Rebecca Trachsel has been at the helm for the lionshare of the girls XC domination at Lex, and her teams always seem to be in the mix. That being said, so do Hagen’s, as Billerica never seems to be very far from the podium. Consider this stat, since those NS/LS battles in 2009, there have been 15 D1 state championship meets. These are the schools with the most top 10 finishes:

1) Lexington 10

2) Weymouth 9

             2) Needham 9

             4) Billerica 8

             4) Wellesley 8

6) Concord-Carlisle 7

6) Newton North 7

6) Lowell 7

9) Lincoln-Sudbury 6

9) Oliver Ames 6

Hey, look at that team at #2, how’d those guys get in there!?! But seriously, I’d hate to be a team with a good young core coming up in the next two years and have to contend with Lexington and Billerica (oh man!). They’re both young, deep, talented, have an unbelievable feeder system, and are extremely well-coached. Hagen and Trachsel will both soon be MSTCA Hall of Famers because they are steady hands who get their athletes ready to take a November leap each year. Neither team is ranked in the top 5 in the Northeast region, and yet both could make it to Portland. The teams ranked ahead of them came out like gangbusters in the late summer, while Lexington and Billerica played the long game, and are just now moving into their peaks.

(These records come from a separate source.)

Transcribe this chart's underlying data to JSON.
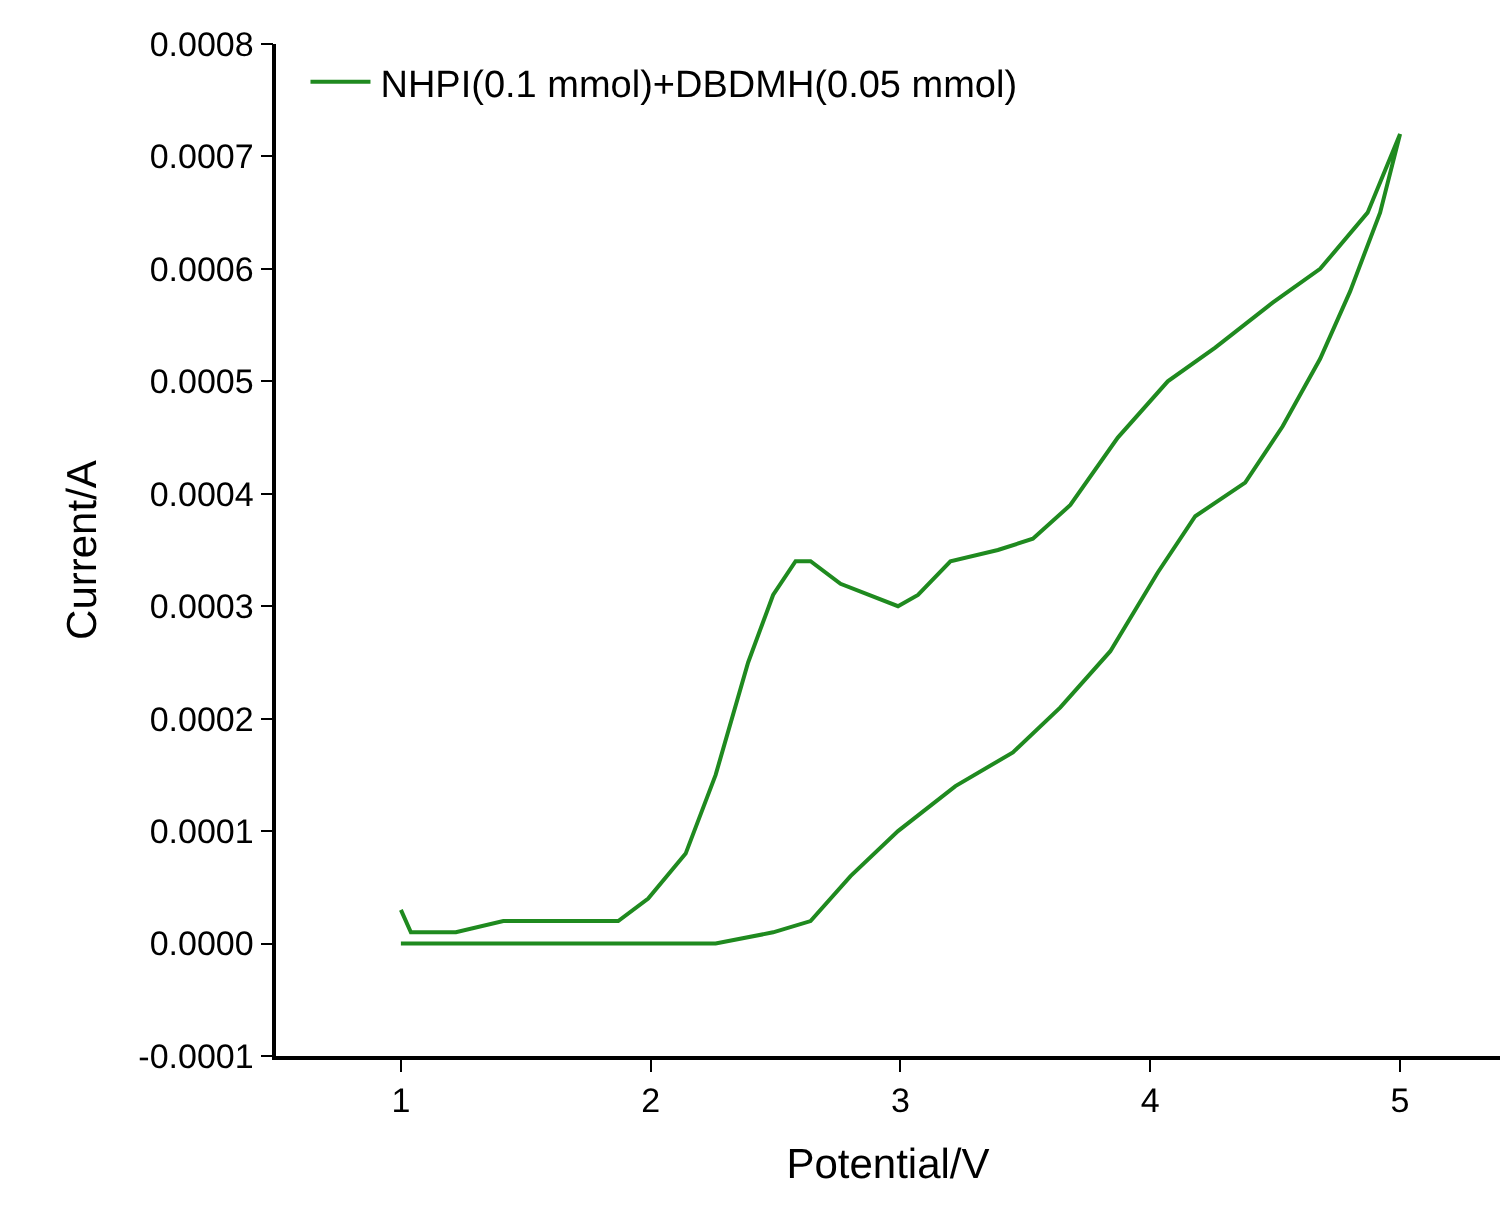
{
  "chart_data": {
    "type": "line",
    "xlabel": "Potential/V",
    "ylabel": "Current/A",
    "xlim": [
      0.5,
      5.4
    ],
    "xticks": [
      1,
      2,
      3,
      4,
      5
    ],
    "ylim": [
      -0.0001,
      0.0008
    ],
    "yticks": [
      {
        "value": -0.0001,
        "label": "-0.0001"
      },
      {
        "value": 0,
        "label": "0.0000"
      },
      {
        "value": 0.0001,
        "label": "0.0001"
      },
      {
        "value": 0.0002,
        "label": "0.0002"
      },
      {
        "value": 0.0003,
        "label": "0.0003"
      },
      {
        "value": 0.0004,
        "label": "0.0004"
      },
      {
        "value": 0.0005,
        "label": "0.0005"
      },
      {
        "value": 0.0006,
        "label": "0.0006"
      },
      {
        "value": 0.0007,
        "label": "0.0007"
      },
      {
        "value": 0.0008,
        "label": "0.0008"
      }
    ],
    "legend": "top left",
    "marker": "none",
    "line_style": "solid",
    "series": [
      {
        "name": "NHPI(0.1 mmol)+DBDMH(0.05 mmol)",
        "color": "#1f8a1f",
        "x": [
          1.0,
          1.04,
          1.1,
          1.22,
          1.41,
          1.87,
          1.99,
          2.14,
          2.26,
          2.39,
          2.49,
          2.58,
          2.64,
          2.76,
          2.99,
          3.07,
          3.2,
          3.39,
          3.53,
          3.68,
          3.87,
          4.07,
          4.26,
          4.49,
          4.68,
          4.87,
          5.0,
          4.92,
          4.8,
          4.68,
          4.53,
          4.38,
          4.18,
          4.03,
          3.84,
          3.64,
          3.45,
          3.22,
          2.99,
          2.8,
          2.64,
          2.49,
          2.26,
          1.72,
          1.0
        ],
        "values": [
          3e-05,
          1e-05,
          1e-05,
          1e-05,
          2e-05,
          2e-05,
          4e-05,
          8e-05,
          0.00015,
          0.00025,
          0.00031,
          0.00034,
          0.00034,
          0.00032,
          0.0003,
          0.00031,
          0.00034,
          0.00035,
          0.00036,
          0.00039,
          0.00045,
          0.0005,
          0.00053,
          0.00057,
          0.0006,
          0.00065,
          0.00072,
          0.00065,
          0.00058,
          0.00052,
          0.00046,
          0.00041,
          0.00038,
          0.00033,
          0.00026,
          0.00021,
          0.00017,
          0.00014,
          0.0001,
          6e-05,
          2e-05,
          1e-05,
          0.0,
          0.0,
          0.0
        ]
      }
    ]
  }
}
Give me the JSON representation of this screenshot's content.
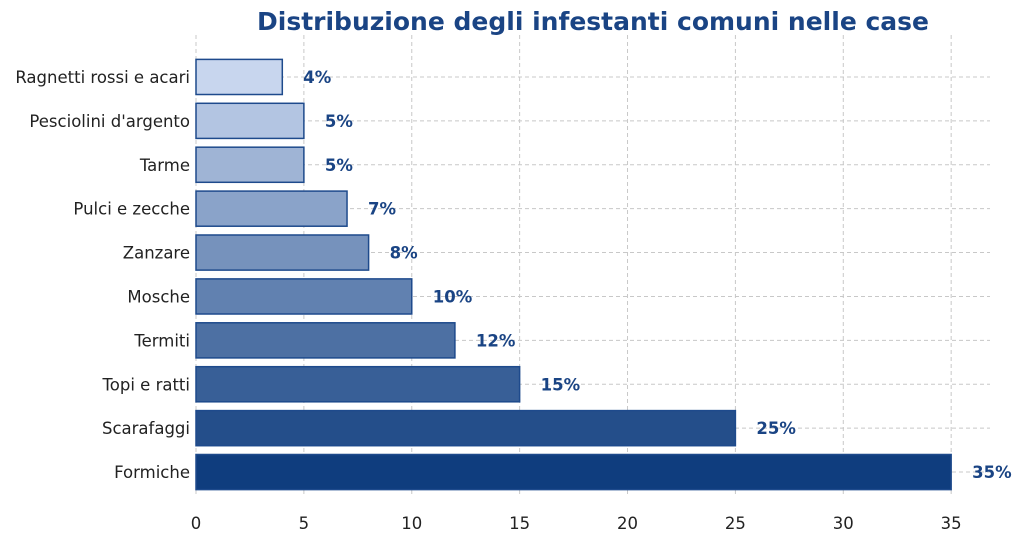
{
  "chart_data": {
    "type": "bar",
    "orientation": "horizontal",
    "title": "Distribuzione degli infestanti comuni nelle case",
    "xlabel": "",
    "ylabel": "",
    "categories": [
      "Formiche",
      "Scarafaggi",
      "Topi e ratti",
      "Termiti",
      "Mosche",
      "Zanzare",
      "Pulci e zecche",
      "Tarme",
      "Pesciolini d'argento",
      "Ragnetti rossi e acari"
    ],
    "values": [
      35,
      25,
      15,
      12,
      10,
      8,
      7,
      5,
      5,
      4
    ],
    "data_labels": [
      "35%",
      "25%",
      "15%",
      "12%",
      "10%",
      "8%",
      "7%",
      "5%",
      "5%",
      "4%"
    ],
    "xlim": [
      0,
      36.8
    ],
    "xticks": [
      0,
      5,
      10,
      15,
      20,
      25,
      30,
      35
    ],
    "grid": true,
    "colors": {
      "title": "#1a4484",
      "label": "#1a4484",
      "edge": "#1e4a8c",
      "bar_dark": "#0f3d7e",
      "bar_light": "#c8d6ee"
    }
  }
}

So, I hinted towards this question at the beginning of the article, and will do my best to answer it: “are Lexington and Billerica the two best teams of all time?”. The answer is, sort of, no. Well, actually, it’s not yet. It’s so difficult to compare courses, and although I think Franklin Park and Devens are quite similar on time, I’d estimate FP is maybe 10 seconds faster than Willard. Both have difficult hills at similar places in the race, Bear Cage coming at a midpoint that makes it death-defying, and “The Slide” (we have to name that thing) is so steep going up and down it wrecks the rhythm of the race heading into the final mile. I give Franklin the time edge just because of the nature of the trails. FP is mostly hard packed dirt and on a fast day can zoom. Willard is grass, and fairly uneven, so it’s hard to gain momentum, even on flat sections.

So given all of this, I would say Lexington probably is the greatest team ever right now, but to truly unseat the NS-LS juggernaut of 2008, it takes two, and Billerica is just a shade off the 2008 dynamos. If McGowan were healthy all season, they almost surely would have been closer to Lexington yesterday, and likely would have beaten them, but those “if”’s are always present. With virtually all of the key players returning, we should be in for a real treat for at least next year, if not well into the future. Apologies to Brookline, BLA, Parker Charter, and Greater Lowell, but that’s what my eyes were fixated on.